GOV 370L • 19- U.S. as a Territorial Nation - W

Unique Days Time Location Instructor
38970 TTh
9:30 AM-11:00 AM
MEZ 2.124
Sparrow

Course Description

"The United States as a Territorial Nation" explores how the United States became a continental and, later, an overseas empire. This is to say it focuses on the territorial or geographic dimension of the United States' political development (rather than, say, on political parties, presidents, sectionalism, or elections). Throughout this lengthy expansion period, the United States was always made up of more than its member states. In this sense, the geopolitical reality of United States defies the idea of the United States as a nation of states.
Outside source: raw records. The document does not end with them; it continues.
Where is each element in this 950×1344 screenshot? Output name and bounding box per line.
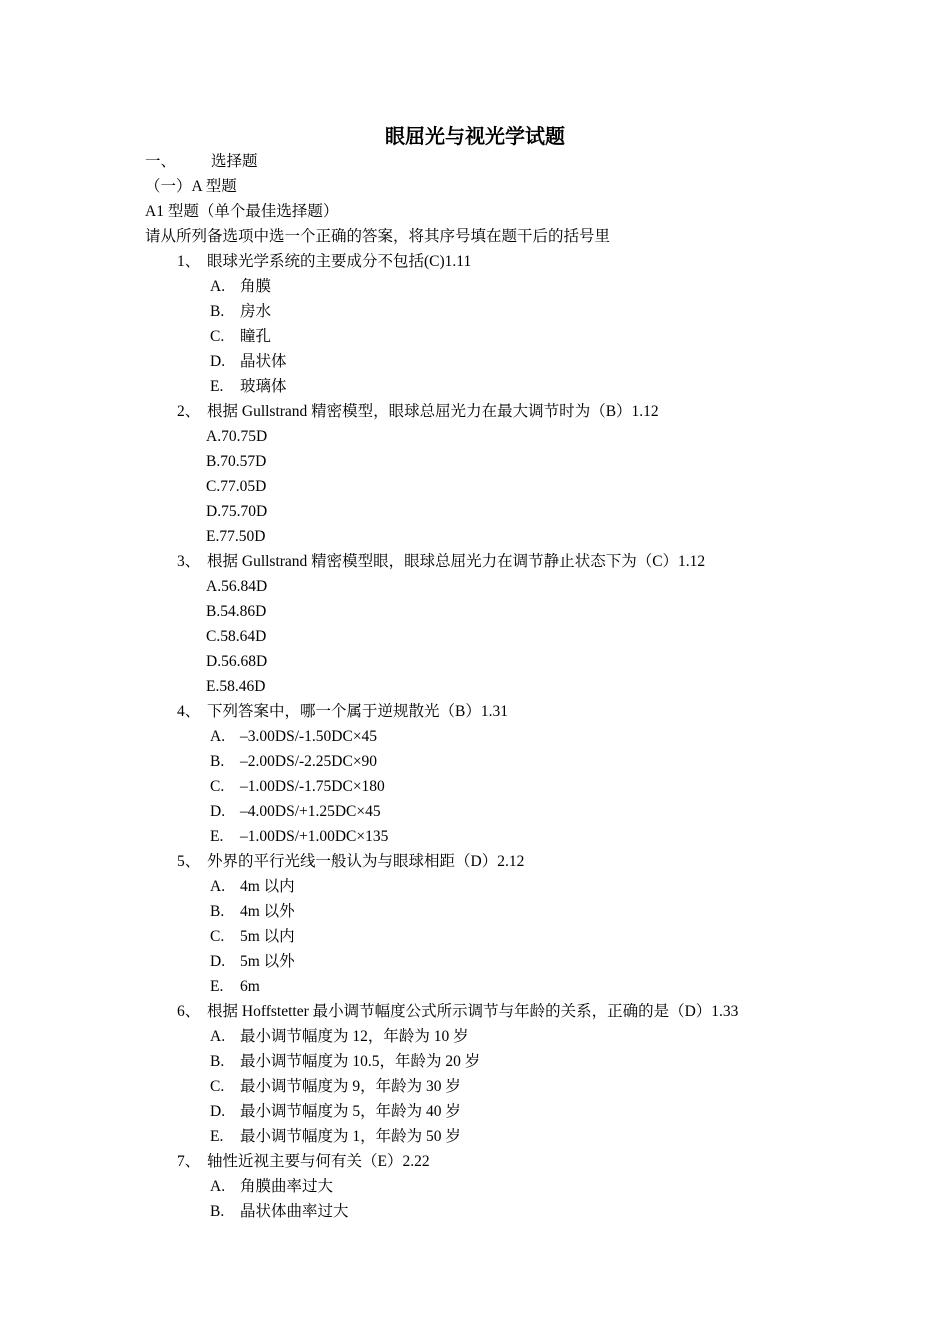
option-letter: B. (210, 903, 225, 920)
option-text: C.77.05D (206, 478, 267, 495)
option-text: –1.00DS/-1.75DC×180 (240, 778, 385, 795)
option-text: 角膜曲率过大 (240, 1178, 334, 1195)
question-item (0, 252, 950, 402)
option-text: 晶状体曲率过大 (240, 1203, 349, 1220)
answer-option (0, 427, 950, 452)
document-title: 眼屈光与视光学试题 (385, 126, 565, 148)
section-number: 一、 (145, 153, 177, 170)
question-stem (0, 402, 950, 427)
question-list (0, 252, 950, 1227)
option-text: 6m (240, 978, 260, 995)
question-item (0, 552, 950, 702)
question-item (0, 402, 950, 552)
option-text: 瞳孔 (240, 328, 272, 345)
option-letter: E. (210, 378, 224, 395)
answer-option (0, 602, 950, 627)
answer-option (0, 377, 950, 402)
option-text: 最小调节幅度为 9，年龄为 30 岁 (240, 1078, 461, 1095)
question-text: 下列答案中，哪一个属于逆规散光（B）1.31 (207, 703, 508, 720)
option-text: 5m 以外 (240, 953, 295, 970)
question-stem (0, 252, 950, 277)
question-text: 根据 Gullstrand 精密模型，眼球总屈光力在最大调节时为（B）1.12 (207, 403, 659, 420)
answer-option (0, 802, 950, 827)
question-text: 眼球光学系统的主要成分不包括(C)1.11 (207, 253, 472, 270)
question-stem (0, 552, 950, 577)
option-text: C.58.64D (206, 628, 267, 645)
option-letter: B. (210, 753, 225, 770)
section-label: 选择题 (211, 153, 258, 170)
answer-option (0, 727, 950, 752)
answer-option (0, 1177, 950, 1202)
answer-option (0, 577, 950, 602)
option-letter: B. (210, 1053, 225, 1070)
option-text: –2.00DS/-2.25DC×90 (240, 753, 378, 770)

The course studies several dimensions of this territorial dimension to the United States: (1) the federalist philosophy behind much of the founding of the United States; (2) the United States' acquisitions of land and formation of separate territories under U.S. sovereignty United States; (3) the establishment of the "public domain"land belonging to the U.S. government that came out of the United States various land acquisitions but that did not belong to either the original thirteen colonies or any of the subsequently added states, whether as individual states or jointly; (4) the effect of US geographic expansion on American Indians; (5) distinct place of Mormon history in US political development; (6) the origin of the unincorporated territories, such as Puerto Rico and Guam, after the Spanish-American war, territories that lie outside the continental United States and that remain as territories up to the present; (7) the development and administration of US government lands under different federal departments and agencies, and the political issues that derive from these lands. As a writing component class, student have to write early and oftenshort papers in which student may be asked to summarize readings, evaluate different arguments, and propose their own ideas. A significant portion of class time, especially early in the semester, will focus on writing. The class also introduces two games, that is to say, role-playing scenarios in which students have to engage with each other in situations where confronted with difficult choices. One game is Forest Diplomacy: War and Peace on the Colonial Frontier, and will be played early in the semester. The second game is The Quincy Library Group, 1993: Wilderness and Resource Extraction in the Sierra Nevada, and will be played late in the term.

Texts

Patricia Nelson Limerick, The Legacy of Conquest (Norton 1988). Dee Brown, Bury My Heart At Wounded Knee (Henry Holt 1970). Sarah Barringer Gordon, The Mormon Question (North Carolina 2002). Bartholomew H. Sparrow, The Insular Cases and the Emergence of American Empire (Kansas 2006). Other readings will be available in a reading packet (P), to be purchased at Jenn's Copies on Guadalupe at Dean Keeton. There will also be two game packets to be downloaded from the Internet (more details to follow). Recommended: John Trimble, Writing with Style, 2nd Ed. (Prentice Hall, 2000).